New_lr = LinearRegression()
New_model = New_lr.fit(X,y)
scores = cross_val_score(New_lr, X, y , cv =10, scoring= 'r2')
#SE_scores = - cross_val_score(New_lr, X, y, cv =10, scoring= 'mean_squared_error')
print ('Mean of all the R^2 error after 10 folds of CV is %s.'% scores.mean())
#rint 'Mean of MSE after 10 folds of CV is %s.' % MSE_scores.mean()
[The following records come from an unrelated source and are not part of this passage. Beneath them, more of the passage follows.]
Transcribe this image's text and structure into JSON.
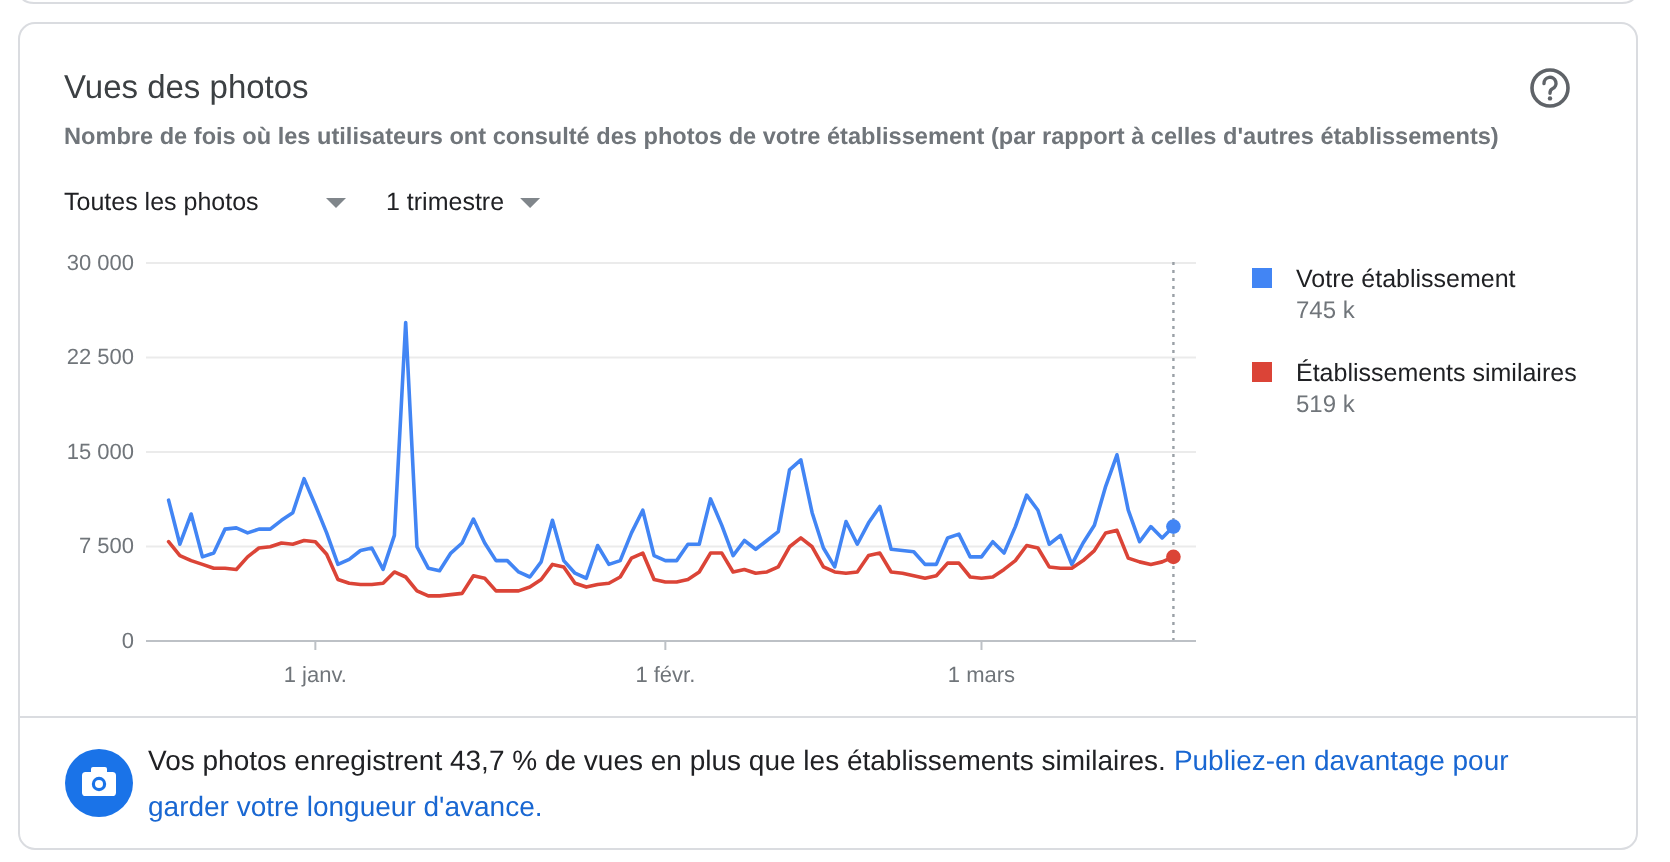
{
  "chart_data": {
    "type": "line",
    "title": "Vues des photos",
    "subtitle": "Nombre de fois où les utilisateurs ont consulté des photos de votre établissement (par rapport à celles d'autres établissements)",
    "categories": [
      null,
      null,
      null,
      null,
      null,
      null,
      null,
      null,
      null,
      null,
      null,
      null,
      null,
      "1 janv.",
      null,
      null,
      null,
      null,
      null,
      null,
      null,
      null,
      null,
      null,
      null,
      null,
      null,
      null,
      null,
      null,
      null,
      null,
      null,
      null,
      null,
      null,
      null,
      null,
      null,
      null,
      null,
      null,
      null,
      null,
      "1 févr.",
      null,
      null,
      null,
      null,
      null,
      null,
      null,
      null,
      null,
      null,
      null,
      null,
      null,
      null,
      null,
      null,
      null,
      null,
      null,
      null,
      null,
      null,
      null,
      null,
      null,
      null,
      null,
      "1 mars",
      null,
      null,
      null,
      null,
      null,
      null,
      null,
      null,
      null,
      null,
      null,
      null,
      null,
      null,
      null,
      null,
      null
    ],
    "series": [
      {
        "name": "Votre établissement",
        "color": "#4285f4",
        "values": [
          11100,
          7600,
          10000,
          6600,
          6900,
          8800,
          8900,
          8500,
          8800,
          8800,
          9500,
          10100,
          12800,
          10700,
          8500,
          6000,
          6400,
          7100,
          7300,
          5600,
          8300,
          25200,
          7400,
          5700,
          5500,
          6900,
          7700,
          9600,
          7700,
          6300,
          6300,
          5400,
          5000,
          6200,
          9500,
          6300,
          5300,
          4900,
          7500,
          6000,
          6300,
          8500,
          10300,
          6700,
          6300,
          6300,
          7600,
          7600,
          11200,
          9100,
          6700,
          7900,
          7200,
          7900,
          8600,
          13500,
          14300,
          10100,
          7300,
          5800,
          9400,
          7600,
          9300,
          10600,
          7200,
          7100,
          7000,
          6000,
          6000,
          8100,
          8400,
          6600,
          6600,
          7800,
          6900,
          9000,
          11500,
          10300,
          7600,
          8300,
          6000,
          7700,
          9100,
          12200,
          14700,
          10300,
          7800,
          9000,
          8100,
          9000
        ]
      },
      {
        "name": "Établissements similaires",
        "color": "#db4437",
        "values": [
          7800,
          6700,
          6300,
          6000,
          5700,
          5700,
          5600,
          6600,
          7300,
          7400,
          7700,
          7600,
          7900,
          7800,
          6800,
          4800,
          4500,
          4400,
          4400,
          4500,
          5400,
          5000,
          3900,
          3500,
          3500,
          3600,
          3700,
          5100,
          4900,
          3900,
          3900,
          3900,
          4200,
          4800,
          6000,
          5800,
          4500,
          4200,
          4400,
          4500,
          5000,
          6500,
          6900,
          4800,
          4600,
          4600,
          4800,
          5400,
          6900,
          6900,
          5400,
          5600,
          5300,
          5400,
          5800,
          7400,
          8100,
          7400,
          5800,
          5400,
          5300,
          5400,
          6700,
          6900,
          5400,
          5300,
          5100,
          4900,
          5100,
          6100,
          6100,
          5000,
          4900,
          5000,
          5600,
          6300,
          7500,
          7300,
          5800,
          5700,
          5700,
          6300,
          7100,
          8500,
          8700,
          6500,
          6200,
          6000,
          6200,
          6600
        ]
      },
      {
        "type": "scatter",
        "color": "#4285f4",
        "marker": "circle",
        "values": [
          null,
          null,
          null,
          null,
          null,
          null,
          null,
          null,
          null,
          null,
          null,
          null,
          null,
          null,
          null,
          null,
          null,
          null,
          null,
          null,
          null,
          null,
          null,
          null,
          null,
          null,
          null,
          null,
          null,
          null,
          null,
          null,
          null,
          null,
          null,
          null,
          null,
          null,
          null,
          null,
          null,
          null,
          null,
          null,
          null,
          null,
          null,
          null,
          null,
          null,
          null,
          null,
          null,
          null,
          null,
          null,
          null,
          null,
          null,
          null,
          null,
          null,
          null,
          null,
          null,
          null,
          null,
          null,
          null,
          null,
          null,
          null,
          null,
          null,
          null,
          null,
          null,
          null,
          null,
          null,
          null,
          null,
          null,
          null,
          null,
          null,
          null,
          null,
          null,
          9000
        ]
      },
      {
        "type": "scatter",
        "color": "#db4437",
        "marker": "circle",
        "values": [
          null,
          null,
          null,
          null,
          null,
          null,
          null,
          null,
          null,
          null,
          null,
          null,
          null,
          null,
          null,
          null,
          null,
          null,
          null,
          null,
          null,
          null,
          null,
          null,
          null,
          null,
          null,
          null,
          null,
          null,
          null,
          null,
          null,
          null,
          null,
          null,
          null,
          null,
          null,
          null,
          null,
          null,
          null,
          null,
          null,
          null,
          null,
          null,
          null,
          null,
          null,
          null,
          null,
          null,
          null,
          null,
          null,
          null,
          null,
          null,
          null,
          null,
          null,
          null,
          null,
          null,
          null,
          null,
          null,
          null,
          null,
          null,
          null,
          null,
          null,
          null,
          null,
          null,
          null,
          null,
          null,
          null,
          null,
          null,
          null,
          null,
          null,
          null,
          null,
          6600
        ]
      }
    ],
    "ylim": [
      0,
      30000
    ],
    "yticks": [
      {
        "value": 0,
        "label": "0"
      },
      {
        "value": 7500,
        "label": "7 500"
      },
      {
        "value": 15000,
        "label": "15 000"
      },
      {
        "value": 22500,
        "label": "22 500"
      },
      {
        "value": 30000,
        "label": "30 000"
      }
    ],
    "grid": "y",
    "legend": "right",
    "annotations": [
      "Toutes les photos",
      "1 trimestre",
      "745 k",
      "519 k",
      "Vos photos enregistrent 43,7 % de vues en plus que les établissements similaires.",
      "Publiez-en davantage pour garder votre longueur d'avance."
    ]
  }
}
##### Ridge Regression, finding optimal parameter of ridge regression using MSE


In [None]:
R2 = []
alphas = []
mse = []
for i in range (-2,3):
    alpha = 10**i      # Range of alphas 
    rm = Ridge(alpha=alpha)   
    ridge_model = rm.fit(X_train, y_train)
    preds_ridge = ridge_model.predict(X_test)    #Training and predicting Ridge model
    plt.pyplot.scatter(preds_ridge, y_test, alpha=.75, color='b')
    plt.pyplot.xlabel('Predicted Price')
    plt.pyplot.ylabel('Actual Price')
    plt.pyplot.title('Ridge Regularization with alpha = {}'.format(alpha))    #Plotting actual vs predicted price for difft alphas
    R2.append(rm.score(X_test, y_test))
    mse.append(mean_squared_error(y_test, preds_ridge))
    #rmse = np.sqrt(mse)
    alphas.append(alpha)
    print ('R2 Error for alpha = %s is %s'%(alpha, rm.score(X_test, y_test)))
    plt.pyplot.show()

In [None]:
plt.pyplot.plot(alphas, mse)

##### Minimized MSE is at 10.. So, value of alpha can be choosen to be 10.

Lasso Regression 

In [None]:
R2 = []
alphas = []
mse = []
for i in range (-5,3):
    alpha = 10**i
    ls = Lasso(alpha=alpha)
    lasso_model = ls.fit(X_train, y_train)
    preds_lasso = lasso_model.predict(X_test)
    plt.pyplot.scatter(preds_lasso, y_test, alpha=.75, color='b')
    plt.pyplot.xlabel('Predicted Price')
    plt.pyplot.ylabel('Actual Price')
    plt.pyplot.title('Lasso Regularization with alpha = {}'.format(alpha))
    R2.append(ls.score(X_test, y_test))
    mse.append(mean_squared_error(y_test, preds_lasso))
    #rmse = np.sqrt(mse)
    alphas.append(alpha)
    print ('R2 Error for alpha = %s is %s'%(alpha, ls.score(X_test, y_test)))
    plt.pyplot.show()
R2

In [None]:
plt.pyplot.plot(mse, alphas)

### MInimum of MSE can be found at alpha = 0.001

#### Ridge Regression CV with alpha = 10

In [None]:
New_Ridge_lr = Ridge(alpha = 10)
New_model = New_Ridge_lr.fit(X,y)
scores = cross_val_score(New_Ridge_lr, X, y , cv =10, scoring= 'r2')
#SE_scores = - cross_val_score(New_lr, X, y, cv =10, scoring= 'mean_squared_error')
print ('Mean of all the R^2 error after 10 folds of CV is %s.'% scores.mean())
#rint 'Mean of MSE after 10 folds of CV is %s.' % MSE_scores.mean()

#### Lasso Regression CV with alpha = 0.001

In [None]:
New_Lasso_lr = Lasso(alpha = 0.001)
New_model = New_Lasso_lr.fit(X,y)
scores = cross_val_score(New_Lasso_lr, X, y , cv =10, scoring= 'r2')
#SE_scores = - cross_val_score(New_lr, X, y, cv =10, scoring= 'mean_squared_error')
print ('Mean of all the R^2 error after 10 folds of CV is %s.'% scores.mean())
#rint 'Mean of MSE after 10 folds of CV is %s.' % MSE_scores.mean()

## We've transformed sale prices using log transformation. Make sure to invert the prediction using np.log() transformation to get original scores.